4.7 In Summary
Jemma Llewellyn; Erin Kelly; Sara Humphreys; Tina Bebbington; Nancy Ami; and Natalie Boldt
We hope you now understand that research and citing are common practices in your everyday life. You look up what you want to know and prove what you are saying by citing sources, in a range of situations. For example:
- You use Google to look up where the latest Bond movie is playing. You find out that it’s at a drive in. You text a friend to tell them the location of the drive in and show times, and you say you found out this information from a website. You just did research and cited a source.
- You and a couple of friends want to live in Fernwood (a funky neighbourhood in Victoria, B.C.), so you decide to look up the rents on a reliable website.

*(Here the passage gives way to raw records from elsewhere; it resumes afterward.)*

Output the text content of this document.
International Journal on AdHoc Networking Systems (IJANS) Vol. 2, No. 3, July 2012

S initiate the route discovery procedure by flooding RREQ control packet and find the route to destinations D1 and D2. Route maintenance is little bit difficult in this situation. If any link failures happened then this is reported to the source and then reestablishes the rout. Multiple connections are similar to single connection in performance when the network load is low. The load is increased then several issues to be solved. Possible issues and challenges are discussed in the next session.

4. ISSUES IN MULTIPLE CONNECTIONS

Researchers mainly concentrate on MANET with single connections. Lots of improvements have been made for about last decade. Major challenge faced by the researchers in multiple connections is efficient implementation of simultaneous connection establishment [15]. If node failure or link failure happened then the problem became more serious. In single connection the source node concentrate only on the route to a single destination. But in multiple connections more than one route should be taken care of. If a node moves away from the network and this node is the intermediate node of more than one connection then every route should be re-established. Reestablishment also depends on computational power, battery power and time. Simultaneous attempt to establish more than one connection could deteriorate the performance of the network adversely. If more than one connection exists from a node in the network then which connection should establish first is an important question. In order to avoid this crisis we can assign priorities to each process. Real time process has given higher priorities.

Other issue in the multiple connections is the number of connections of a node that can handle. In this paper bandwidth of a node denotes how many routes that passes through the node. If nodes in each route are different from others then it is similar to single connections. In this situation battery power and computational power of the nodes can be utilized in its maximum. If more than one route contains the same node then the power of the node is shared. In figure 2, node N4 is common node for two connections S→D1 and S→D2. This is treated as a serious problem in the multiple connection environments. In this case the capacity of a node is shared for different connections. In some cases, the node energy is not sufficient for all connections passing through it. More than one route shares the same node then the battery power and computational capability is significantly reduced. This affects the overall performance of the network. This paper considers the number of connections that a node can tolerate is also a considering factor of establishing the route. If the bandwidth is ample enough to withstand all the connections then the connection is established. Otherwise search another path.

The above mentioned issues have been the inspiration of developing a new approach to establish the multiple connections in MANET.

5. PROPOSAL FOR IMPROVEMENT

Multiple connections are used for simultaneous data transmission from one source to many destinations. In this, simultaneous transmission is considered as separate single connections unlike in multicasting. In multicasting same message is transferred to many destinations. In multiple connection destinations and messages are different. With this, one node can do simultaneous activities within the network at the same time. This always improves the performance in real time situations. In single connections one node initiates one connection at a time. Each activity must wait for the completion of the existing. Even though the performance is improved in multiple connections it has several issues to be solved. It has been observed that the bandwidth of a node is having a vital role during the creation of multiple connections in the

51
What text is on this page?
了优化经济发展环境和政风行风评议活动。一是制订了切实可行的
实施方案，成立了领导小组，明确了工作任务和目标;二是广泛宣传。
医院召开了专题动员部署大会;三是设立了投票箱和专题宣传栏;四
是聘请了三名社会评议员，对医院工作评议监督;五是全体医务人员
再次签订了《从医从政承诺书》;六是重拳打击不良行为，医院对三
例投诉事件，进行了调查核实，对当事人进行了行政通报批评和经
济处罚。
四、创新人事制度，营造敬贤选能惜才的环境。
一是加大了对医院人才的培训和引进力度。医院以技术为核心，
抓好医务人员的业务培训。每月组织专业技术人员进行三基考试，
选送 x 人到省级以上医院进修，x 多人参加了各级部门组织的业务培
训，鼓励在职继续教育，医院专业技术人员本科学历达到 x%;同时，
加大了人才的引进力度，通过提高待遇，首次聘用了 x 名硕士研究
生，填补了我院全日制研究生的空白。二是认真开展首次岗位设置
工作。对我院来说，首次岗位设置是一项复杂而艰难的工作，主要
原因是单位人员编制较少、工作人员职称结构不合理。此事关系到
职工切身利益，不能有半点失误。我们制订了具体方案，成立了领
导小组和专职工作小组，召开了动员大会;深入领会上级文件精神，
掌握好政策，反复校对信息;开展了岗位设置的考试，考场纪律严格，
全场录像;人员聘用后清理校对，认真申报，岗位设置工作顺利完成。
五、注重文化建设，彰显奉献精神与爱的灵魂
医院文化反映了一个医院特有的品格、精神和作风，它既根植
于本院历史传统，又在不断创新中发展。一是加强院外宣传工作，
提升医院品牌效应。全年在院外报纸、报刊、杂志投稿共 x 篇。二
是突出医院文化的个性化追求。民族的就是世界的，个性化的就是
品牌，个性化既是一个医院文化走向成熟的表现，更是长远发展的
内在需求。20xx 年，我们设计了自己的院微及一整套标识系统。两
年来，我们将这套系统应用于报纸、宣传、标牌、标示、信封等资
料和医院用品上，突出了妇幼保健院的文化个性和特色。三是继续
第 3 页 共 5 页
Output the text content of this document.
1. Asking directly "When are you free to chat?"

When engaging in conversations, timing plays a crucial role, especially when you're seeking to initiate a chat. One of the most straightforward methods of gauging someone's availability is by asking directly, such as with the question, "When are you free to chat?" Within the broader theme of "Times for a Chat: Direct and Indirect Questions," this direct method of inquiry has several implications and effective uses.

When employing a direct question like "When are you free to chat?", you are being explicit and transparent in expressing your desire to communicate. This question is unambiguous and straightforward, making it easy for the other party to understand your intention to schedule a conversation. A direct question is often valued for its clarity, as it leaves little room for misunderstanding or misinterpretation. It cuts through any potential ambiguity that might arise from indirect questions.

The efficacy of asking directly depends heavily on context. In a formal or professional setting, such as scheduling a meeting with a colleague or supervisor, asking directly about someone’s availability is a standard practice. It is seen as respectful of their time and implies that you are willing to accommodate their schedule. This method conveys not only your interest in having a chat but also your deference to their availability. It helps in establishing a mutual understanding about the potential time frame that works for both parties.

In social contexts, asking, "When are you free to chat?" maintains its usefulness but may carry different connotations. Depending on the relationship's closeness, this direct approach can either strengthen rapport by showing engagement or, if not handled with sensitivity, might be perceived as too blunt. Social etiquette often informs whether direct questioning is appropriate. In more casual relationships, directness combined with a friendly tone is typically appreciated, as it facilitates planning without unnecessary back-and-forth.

You discover the rents are quite pricey and you tell your friends. You just did research and cited a source.
The research and citation practices associated with academic writing aren’t completely different from these everyday functions of research and citation. That said, because academic research has important implications in academic communities and for society at large, it requires more exactness and depth. If we were to take the Fernwood example and apply an academic approach, then you might decide to investigate rent increases in Fernwood in the past thirty years and cite statistics. Then you could look up information about rent control advocacy in Victoria in a library database. Your findings based on these sources are more reliable than the everyday research you usually perform because academia produces reliable, ethical, and authoritative information. Academic research is trusted and cited by a wide-range of stakeholders—from journalists to politicians to everyday folk. We hope you now have an understanding of why research and citation practice is vital to both your everyday and academic lives.